What you pay when you visit a general practitioner doctor depends on where you live. It seems that the GP's who practice in affluent suburbs either have very restricted bulk billing rules or do not offer that discount at all. In suburbs known for low income residents bulk billing seems to be the standard charged across the entire patient spectrum.
Health is a big ticket item in the Federal budget and what is in contention is the Medicare fee the government pays doctors for each patient visit. This is calculated in response to the level of wage increases in Australia and in recent times pay has been stagnant. That rebate moved from $37.05 to just $37.60 in July. Doctors want this rebate standard coupled with the consumer price index instead of wages and had that been in force a GP consultation would have attracted a rebate of $ 41.84 in the 2017-18 year.
Doctors complain that the health visit rebate is falling behind the cost of running their surgeries to an increasing degree. There is the threat that many may cease offering bulk billing and if that happens the number of people with illnesses that are untreated may rise sharply. The whole concept of Medicare was to bring medical services within reach of all patients.

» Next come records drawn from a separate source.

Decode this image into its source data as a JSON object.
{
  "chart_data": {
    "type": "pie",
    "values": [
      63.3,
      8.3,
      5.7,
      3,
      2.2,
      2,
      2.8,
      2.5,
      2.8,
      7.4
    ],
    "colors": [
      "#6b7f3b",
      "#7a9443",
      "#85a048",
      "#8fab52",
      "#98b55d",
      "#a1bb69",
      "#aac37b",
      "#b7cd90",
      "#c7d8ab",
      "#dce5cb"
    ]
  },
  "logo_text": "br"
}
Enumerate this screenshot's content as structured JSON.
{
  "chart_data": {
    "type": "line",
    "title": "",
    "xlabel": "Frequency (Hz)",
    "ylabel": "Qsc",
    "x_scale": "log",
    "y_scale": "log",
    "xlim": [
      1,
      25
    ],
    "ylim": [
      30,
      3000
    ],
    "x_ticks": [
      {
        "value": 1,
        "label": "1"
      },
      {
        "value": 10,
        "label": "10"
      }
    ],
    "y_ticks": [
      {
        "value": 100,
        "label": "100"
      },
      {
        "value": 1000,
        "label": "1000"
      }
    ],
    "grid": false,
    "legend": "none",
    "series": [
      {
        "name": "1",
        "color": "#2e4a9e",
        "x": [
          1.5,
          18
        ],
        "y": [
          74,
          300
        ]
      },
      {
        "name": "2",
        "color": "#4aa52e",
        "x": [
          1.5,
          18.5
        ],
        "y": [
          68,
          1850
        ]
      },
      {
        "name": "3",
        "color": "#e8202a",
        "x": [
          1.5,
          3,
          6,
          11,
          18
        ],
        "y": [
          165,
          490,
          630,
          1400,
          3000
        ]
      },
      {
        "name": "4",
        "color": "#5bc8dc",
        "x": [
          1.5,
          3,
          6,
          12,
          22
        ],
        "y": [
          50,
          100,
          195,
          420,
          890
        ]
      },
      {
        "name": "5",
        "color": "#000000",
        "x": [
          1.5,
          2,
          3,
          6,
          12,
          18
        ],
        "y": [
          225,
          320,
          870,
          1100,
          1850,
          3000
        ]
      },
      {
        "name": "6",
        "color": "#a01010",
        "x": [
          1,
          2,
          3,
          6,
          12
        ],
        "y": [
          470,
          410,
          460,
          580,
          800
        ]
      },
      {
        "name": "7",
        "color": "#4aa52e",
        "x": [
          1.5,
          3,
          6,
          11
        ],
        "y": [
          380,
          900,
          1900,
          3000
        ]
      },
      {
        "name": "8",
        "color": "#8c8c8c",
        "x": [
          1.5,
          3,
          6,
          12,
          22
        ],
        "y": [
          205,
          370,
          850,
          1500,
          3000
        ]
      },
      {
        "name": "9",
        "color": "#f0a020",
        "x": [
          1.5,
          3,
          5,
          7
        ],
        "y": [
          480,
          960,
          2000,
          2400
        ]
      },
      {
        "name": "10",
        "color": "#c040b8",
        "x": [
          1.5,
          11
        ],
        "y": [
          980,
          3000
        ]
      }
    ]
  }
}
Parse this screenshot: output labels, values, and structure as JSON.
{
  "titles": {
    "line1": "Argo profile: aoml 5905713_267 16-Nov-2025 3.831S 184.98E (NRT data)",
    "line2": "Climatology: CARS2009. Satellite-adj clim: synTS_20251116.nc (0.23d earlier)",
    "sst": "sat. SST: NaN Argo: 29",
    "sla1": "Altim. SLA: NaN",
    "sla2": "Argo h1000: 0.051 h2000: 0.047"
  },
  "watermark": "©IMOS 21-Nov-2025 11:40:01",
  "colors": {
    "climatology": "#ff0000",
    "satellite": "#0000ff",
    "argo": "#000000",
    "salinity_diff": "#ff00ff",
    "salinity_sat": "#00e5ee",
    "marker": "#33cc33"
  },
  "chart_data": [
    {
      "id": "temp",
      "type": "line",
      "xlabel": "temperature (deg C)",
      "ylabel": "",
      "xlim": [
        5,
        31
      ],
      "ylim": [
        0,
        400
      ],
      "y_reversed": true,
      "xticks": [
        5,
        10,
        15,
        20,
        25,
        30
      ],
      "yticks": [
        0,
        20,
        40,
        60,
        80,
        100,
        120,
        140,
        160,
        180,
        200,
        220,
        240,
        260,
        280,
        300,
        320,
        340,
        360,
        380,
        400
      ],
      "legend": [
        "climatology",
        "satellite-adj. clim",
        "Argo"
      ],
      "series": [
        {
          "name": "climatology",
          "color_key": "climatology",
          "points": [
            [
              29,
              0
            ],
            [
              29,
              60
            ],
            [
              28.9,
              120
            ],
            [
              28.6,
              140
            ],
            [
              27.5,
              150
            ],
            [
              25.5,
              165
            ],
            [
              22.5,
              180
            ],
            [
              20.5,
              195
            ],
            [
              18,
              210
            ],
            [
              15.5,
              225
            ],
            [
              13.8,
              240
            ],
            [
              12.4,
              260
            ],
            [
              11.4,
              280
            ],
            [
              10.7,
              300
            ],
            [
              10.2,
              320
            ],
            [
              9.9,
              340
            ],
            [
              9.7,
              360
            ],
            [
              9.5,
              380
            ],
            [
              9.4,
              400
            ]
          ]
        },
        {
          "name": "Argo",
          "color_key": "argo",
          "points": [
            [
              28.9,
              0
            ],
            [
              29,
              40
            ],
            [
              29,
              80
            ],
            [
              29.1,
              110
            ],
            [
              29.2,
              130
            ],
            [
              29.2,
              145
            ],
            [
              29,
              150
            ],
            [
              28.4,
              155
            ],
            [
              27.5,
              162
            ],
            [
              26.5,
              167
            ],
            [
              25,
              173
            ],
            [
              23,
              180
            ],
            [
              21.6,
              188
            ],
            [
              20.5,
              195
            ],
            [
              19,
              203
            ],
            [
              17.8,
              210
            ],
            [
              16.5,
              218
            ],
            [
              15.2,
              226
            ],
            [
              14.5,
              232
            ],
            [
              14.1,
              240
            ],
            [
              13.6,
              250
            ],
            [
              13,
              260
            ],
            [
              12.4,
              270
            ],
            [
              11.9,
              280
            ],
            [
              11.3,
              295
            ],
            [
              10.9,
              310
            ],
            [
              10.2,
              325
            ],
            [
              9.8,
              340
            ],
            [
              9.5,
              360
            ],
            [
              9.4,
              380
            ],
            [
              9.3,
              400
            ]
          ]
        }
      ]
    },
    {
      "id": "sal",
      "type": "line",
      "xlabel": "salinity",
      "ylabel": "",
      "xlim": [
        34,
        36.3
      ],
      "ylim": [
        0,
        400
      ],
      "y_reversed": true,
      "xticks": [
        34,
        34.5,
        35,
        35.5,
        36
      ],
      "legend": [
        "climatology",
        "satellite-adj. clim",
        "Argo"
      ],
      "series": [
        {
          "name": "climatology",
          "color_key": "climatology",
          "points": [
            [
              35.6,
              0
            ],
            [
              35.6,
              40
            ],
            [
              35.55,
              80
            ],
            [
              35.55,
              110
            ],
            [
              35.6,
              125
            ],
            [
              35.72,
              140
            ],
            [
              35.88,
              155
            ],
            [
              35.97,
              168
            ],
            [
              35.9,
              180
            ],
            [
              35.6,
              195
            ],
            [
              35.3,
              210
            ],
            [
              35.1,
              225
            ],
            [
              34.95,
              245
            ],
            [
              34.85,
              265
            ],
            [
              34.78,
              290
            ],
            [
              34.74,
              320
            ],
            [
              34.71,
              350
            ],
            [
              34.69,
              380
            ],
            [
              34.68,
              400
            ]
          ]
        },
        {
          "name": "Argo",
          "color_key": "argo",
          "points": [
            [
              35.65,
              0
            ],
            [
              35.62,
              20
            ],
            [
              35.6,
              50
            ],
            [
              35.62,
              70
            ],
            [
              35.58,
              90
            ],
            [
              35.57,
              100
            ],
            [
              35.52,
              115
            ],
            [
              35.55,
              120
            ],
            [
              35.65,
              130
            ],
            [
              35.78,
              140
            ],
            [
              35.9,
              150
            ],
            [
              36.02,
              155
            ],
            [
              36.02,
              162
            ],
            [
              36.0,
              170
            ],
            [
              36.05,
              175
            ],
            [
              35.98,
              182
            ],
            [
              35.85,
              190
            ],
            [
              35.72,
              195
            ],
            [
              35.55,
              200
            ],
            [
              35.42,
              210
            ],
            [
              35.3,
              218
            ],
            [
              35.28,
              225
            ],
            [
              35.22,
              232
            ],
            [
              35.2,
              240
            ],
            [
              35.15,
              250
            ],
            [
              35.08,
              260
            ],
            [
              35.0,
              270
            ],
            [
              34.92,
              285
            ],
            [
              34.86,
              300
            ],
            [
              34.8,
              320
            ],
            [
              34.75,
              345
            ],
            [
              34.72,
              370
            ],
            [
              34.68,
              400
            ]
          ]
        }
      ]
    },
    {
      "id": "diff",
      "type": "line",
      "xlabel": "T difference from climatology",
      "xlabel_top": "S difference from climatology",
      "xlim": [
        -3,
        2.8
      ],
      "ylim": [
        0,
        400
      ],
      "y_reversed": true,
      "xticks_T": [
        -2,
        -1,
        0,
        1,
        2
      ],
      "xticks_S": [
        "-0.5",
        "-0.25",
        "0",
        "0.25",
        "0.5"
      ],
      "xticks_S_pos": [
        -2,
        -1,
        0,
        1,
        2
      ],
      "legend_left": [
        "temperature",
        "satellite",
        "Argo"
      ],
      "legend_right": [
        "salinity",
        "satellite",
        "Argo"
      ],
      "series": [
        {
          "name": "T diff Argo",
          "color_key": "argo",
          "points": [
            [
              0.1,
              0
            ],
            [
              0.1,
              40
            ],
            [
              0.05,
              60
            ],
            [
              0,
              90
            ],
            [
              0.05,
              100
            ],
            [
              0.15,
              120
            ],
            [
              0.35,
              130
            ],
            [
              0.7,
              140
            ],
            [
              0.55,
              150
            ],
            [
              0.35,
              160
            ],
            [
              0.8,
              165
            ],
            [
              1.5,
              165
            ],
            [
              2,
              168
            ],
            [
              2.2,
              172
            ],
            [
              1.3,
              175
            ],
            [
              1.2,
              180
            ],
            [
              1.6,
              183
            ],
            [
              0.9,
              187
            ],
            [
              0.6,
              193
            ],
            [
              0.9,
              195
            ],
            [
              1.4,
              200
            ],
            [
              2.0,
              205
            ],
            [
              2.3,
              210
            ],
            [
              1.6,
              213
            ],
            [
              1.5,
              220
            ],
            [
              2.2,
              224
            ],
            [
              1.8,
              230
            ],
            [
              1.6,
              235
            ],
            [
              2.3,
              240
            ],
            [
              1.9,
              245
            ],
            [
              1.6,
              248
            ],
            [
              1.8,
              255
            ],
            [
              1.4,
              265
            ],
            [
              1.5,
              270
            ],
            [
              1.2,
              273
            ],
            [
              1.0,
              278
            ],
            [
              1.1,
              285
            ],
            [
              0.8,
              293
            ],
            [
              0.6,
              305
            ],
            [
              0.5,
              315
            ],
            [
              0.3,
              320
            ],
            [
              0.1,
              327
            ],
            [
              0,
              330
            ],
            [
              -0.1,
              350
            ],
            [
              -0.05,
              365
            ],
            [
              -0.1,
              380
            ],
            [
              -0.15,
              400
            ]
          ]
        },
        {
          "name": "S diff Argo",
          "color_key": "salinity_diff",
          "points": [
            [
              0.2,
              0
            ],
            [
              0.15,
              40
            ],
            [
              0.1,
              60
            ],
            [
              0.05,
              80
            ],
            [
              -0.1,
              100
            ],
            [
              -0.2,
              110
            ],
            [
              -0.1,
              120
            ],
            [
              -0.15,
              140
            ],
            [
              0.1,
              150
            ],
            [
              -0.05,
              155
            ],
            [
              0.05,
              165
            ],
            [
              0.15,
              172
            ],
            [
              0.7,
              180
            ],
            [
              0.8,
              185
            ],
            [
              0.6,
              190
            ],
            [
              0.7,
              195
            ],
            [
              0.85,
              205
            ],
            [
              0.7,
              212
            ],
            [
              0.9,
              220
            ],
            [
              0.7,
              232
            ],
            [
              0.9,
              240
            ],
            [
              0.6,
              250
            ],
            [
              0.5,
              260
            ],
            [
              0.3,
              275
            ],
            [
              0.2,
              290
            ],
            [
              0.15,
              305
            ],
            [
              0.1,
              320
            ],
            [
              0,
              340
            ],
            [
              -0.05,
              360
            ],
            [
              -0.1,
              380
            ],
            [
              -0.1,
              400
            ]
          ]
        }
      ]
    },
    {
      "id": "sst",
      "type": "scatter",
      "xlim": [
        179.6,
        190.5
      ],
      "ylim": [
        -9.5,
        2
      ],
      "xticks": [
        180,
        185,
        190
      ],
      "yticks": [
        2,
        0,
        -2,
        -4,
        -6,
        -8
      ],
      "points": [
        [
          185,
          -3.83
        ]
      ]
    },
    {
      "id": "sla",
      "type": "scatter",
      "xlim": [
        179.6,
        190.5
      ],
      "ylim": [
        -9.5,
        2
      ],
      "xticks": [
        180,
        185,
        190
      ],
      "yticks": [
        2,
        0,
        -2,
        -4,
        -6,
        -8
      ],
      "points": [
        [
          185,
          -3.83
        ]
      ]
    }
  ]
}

Bulk billing as a concept was supposed to filter the needs of patients. The average person who visits a GP once a year for an annual checkup, or twice a year to have scripts renewed would expect to pay a small out of pocket expense, but the aged or chronically ill who need constant attention and make frequent visits would be better handled on a bulk billing basis. Some doctors bulk billed all child visits on the basis that it encouraged poorer parents to have their children's health attended on a regular basis.
Doctors are wanting a fee rise of about four dollars for each bulk billed visit. The standard out of pocket expense for a patient seeing a GP who does not bulk bill is expected to reach $ 40.69 in this next financial year and a continuation of bulk billing will be essential if we are not going to see a sharp increase in people claiming they can't afford to see a doctor. If that is allowed to happen, presentation at hospital emergency departments will inevitably increase.
There is also the risk that we will see clinics offering all services bulk billed that will offer what are termed " thirty second consultations ". An astonishing throughput of patients per hour for the briefest face to face time with a qualified doctor, making the medical experience consistent with the cost factor flowing back to the provider.
It is essential that the provision of medical services be rewarding for practitioners and available to patients. Unless this health rebate question is solved we will see GP's congregate in wealthy suburbs and absent from the poorer parts of the city and country towns. That would be detrimental to the excellent health system that exists in this nation.